Kevin MacCurdy: With yesterday’s release, you brought the midpoint of your 2024 CapEx down by $25 million. I wonder if you have the rough breakout of how much of that reduction was driven by efficiencies compared to the deferred turn in lines.

Michael Kennedy: Yes, $15 million is efficiencies, $10 million is the turn in lines. The $650 million assumes a 50-50 chance whether we complete that pad at year-end versus the first quarter. So about $10 million of it is a deferral and then $15 million is the completion efficiencies and drilling efficiencies. .

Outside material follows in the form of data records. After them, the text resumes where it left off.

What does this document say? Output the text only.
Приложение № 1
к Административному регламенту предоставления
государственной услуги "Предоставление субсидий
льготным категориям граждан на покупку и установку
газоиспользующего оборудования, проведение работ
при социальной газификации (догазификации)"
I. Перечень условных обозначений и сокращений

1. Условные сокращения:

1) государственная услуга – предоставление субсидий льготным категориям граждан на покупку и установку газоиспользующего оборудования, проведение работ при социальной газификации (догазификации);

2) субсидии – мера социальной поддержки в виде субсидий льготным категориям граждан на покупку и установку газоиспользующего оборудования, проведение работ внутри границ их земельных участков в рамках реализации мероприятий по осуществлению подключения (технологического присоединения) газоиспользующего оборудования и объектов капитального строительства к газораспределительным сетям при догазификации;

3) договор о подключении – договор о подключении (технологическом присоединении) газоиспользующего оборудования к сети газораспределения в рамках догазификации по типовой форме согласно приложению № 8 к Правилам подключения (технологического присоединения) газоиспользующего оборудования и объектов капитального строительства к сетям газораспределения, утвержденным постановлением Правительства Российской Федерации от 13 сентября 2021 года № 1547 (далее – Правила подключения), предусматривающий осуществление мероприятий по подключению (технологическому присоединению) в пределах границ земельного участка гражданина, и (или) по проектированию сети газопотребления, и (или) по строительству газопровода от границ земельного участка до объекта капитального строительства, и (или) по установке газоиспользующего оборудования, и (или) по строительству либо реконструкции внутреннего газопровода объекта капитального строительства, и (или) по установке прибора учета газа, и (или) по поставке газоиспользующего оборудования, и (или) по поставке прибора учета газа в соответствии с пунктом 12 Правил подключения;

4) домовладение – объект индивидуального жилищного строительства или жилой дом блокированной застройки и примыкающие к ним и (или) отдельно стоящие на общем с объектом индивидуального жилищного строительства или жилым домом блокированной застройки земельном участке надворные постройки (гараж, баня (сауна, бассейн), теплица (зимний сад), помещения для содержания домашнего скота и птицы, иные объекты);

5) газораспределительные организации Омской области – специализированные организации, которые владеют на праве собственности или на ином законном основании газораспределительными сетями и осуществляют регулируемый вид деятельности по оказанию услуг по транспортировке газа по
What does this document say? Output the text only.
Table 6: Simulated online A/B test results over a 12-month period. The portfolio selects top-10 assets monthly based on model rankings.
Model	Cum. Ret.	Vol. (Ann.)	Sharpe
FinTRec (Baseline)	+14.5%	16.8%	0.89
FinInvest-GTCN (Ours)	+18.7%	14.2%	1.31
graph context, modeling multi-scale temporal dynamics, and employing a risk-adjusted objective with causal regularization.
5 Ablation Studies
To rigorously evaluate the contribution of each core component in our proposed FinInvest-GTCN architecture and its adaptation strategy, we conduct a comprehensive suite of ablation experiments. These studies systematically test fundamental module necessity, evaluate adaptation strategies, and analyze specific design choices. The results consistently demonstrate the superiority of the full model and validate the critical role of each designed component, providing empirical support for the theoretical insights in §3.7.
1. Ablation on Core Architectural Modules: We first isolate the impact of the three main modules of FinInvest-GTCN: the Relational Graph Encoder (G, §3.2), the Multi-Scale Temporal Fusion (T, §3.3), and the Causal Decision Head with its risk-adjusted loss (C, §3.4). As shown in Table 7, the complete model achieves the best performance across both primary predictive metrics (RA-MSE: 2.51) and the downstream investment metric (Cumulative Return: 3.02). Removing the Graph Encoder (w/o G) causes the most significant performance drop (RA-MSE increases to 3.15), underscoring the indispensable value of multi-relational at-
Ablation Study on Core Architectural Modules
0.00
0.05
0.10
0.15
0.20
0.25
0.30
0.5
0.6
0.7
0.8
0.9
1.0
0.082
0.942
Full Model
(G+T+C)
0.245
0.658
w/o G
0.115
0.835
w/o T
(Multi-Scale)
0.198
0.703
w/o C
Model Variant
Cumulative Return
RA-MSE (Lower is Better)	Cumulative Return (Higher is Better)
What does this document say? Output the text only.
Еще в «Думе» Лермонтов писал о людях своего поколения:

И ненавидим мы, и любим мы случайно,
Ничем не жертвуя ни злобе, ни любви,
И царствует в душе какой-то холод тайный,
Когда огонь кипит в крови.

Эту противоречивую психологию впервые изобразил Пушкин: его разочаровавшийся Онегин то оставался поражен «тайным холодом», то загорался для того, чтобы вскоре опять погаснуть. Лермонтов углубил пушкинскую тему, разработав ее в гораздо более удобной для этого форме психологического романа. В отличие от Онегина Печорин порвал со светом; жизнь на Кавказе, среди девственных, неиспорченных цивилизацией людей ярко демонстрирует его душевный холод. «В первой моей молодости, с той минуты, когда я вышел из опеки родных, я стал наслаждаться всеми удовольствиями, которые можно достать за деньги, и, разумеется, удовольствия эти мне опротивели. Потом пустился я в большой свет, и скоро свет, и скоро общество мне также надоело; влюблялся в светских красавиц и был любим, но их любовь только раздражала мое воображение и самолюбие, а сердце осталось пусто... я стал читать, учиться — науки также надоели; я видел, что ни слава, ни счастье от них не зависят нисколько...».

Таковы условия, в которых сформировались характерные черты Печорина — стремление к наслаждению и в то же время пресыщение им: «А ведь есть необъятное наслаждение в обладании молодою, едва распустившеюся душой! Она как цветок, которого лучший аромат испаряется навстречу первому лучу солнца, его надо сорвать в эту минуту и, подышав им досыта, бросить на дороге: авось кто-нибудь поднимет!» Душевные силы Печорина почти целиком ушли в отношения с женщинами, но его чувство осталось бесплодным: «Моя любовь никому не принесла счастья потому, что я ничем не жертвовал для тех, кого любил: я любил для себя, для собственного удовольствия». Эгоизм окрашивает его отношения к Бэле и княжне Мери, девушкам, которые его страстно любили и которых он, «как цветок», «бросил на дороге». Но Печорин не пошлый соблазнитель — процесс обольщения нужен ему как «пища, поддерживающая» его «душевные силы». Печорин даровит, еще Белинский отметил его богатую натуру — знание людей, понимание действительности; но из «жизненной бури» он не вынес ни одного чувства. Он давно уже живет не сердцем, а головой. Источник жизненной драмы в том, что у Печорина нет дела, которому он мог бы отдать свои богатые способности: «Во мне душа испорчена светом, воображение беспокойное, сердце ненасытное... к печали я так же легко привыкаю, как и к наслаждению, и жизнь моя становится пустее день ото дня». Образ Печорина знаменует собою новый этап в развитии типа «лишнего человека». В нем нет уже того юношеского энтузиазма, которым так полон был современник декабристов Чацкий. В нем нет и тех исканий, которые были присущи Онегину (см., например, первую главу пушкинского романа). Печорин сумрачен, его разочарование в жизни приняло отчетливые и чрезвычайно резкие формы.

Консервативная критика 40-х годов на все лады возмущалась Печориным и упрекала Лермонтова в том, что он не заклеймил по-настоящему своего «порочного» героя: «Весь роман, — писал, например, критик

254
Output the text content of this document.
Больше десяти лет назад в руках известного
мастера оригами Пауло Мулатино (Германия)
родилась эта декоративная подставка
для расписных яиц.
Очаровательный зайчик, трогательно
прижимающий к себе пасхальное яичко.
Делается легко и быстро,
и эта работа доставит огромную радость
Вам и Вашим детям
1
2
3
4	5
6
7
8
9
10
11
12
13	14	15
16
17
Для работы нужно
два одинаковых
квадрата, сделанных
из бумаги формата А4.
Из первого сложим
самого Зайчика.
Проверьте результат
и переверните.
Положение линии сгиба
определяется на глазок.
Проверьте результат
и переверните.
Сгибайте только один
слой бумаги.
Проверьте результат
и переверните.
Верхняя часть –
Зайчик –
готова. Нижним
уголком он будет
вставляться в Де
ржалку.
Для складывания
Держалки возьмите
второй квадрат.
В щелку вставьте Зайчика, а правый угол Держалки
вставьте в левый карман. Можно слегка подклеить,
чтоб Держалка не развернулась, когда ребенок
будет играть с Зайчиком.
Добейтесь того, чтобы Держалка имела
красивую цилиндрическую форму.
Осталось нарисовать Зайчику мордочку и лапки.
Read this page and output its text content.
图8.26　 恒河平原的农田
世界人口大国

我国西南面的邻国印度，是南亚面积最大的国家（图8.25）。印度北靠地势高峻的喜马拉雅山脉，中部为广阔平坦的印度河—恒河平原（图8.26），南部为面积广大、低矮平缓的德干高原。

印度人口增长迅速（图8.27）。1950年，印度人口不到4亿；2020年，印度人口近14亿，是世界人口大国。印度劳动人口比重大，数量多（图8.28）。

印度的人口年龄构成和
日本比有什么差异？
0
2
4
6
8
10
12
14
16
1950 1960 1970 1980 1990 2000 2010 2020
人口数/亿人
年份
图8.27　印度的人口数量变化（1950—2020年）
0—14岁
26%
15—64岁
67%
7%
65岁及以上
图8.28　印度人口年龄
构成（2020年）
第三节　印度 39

Kevin MacCurdy: That’s helpful. And what are the impacts of those 2 items on your 2025 budget? That $700 million D&C maintenance CapEx number you mentioned kind of earlier, I think that’s a little better than you had communicated previously. I just want to confirm that, that $700 million number kind of includes DUCs and the efficiency gains?

Michael Kennedy: It does. We feel confident in incorporating that now. So those efficiencies. I mean, our well costs in the third quarter were the lowest well cost per foot we’ve had since 2021. So we’re rolling that into 2025. 2025, the lateral lengths are slightly shorter than this year. So on a per foot basis, it equates to ’24, but we have rolled those efficiencies in 12 stages per day, drilling the 10,000 feet of lateral in less than 5 days that we achieved in ’24 in the very efficient rig moves and completion crew moves. So we’re excited about it, and it has resulted in lower capital in ’25.

Operator: Our next question is from David Deckelbaum with Cowen.

David Deckelbaum: Mike, just a quick one. Can you just refresh us on the delta on the benefit of the drilling carry that was in ’24 that’s not recurring in ’25, I guess, for apples-to-apples and that maintenance program is around $50 million?

Michael Kennedy: Yes, it’s actually $30 million, is what our latest calculation on that. You’re $50 million may be at the 20% level. And when we think about it, we think about it more in the 15% level, which is where it was at before the weakness in prices in ’24. So it’s about $30 million. So the $700 million-ish numbers and the low $700 million doesn’t assume a drilling JV.

David Deckelbaum: Perfect. And then just a comment on the maintenance levels. The 3.35 I know this year, obviously, there were periods where you were over 3.4 well in excess, and you experienced quite a bit of productivity gains, should we think about that forward maintenance level is not necessarily capitalizing those or continuing those efficiency assumptions or performance assumptions? Or is it more of a function of shifting more activity towards higher Btu content.

Michael Kennedy: No, we’re just lowering levels of activity needed to try to get capital in as low as possible to maintain that 3.3 to 3.4. Paul mentioned in his comments of cycle times, we didn’t necessarily have those when we are pouring our capital budgets in ’23 and ’24. We have captured those for ’25 and thus, we can have lower capital activity and maintain that production level. So we are capturing it. We’re just trying to solve for what’s the lowest capital possible to maintain that 3.3 to 3.4 Bcfe a day.

Operator: This will conclude our question-and-answer session. I would like to turn the conference back over to Brendan for closing remarks. .

Brendan Krueger: Yes. Thank you for joining us on today’s call. Please reach out with any further questions. Thank you.

Operator: Thank you. This will conclude today’s conference. You may disconnect your lines at this time, and thank you for your participation.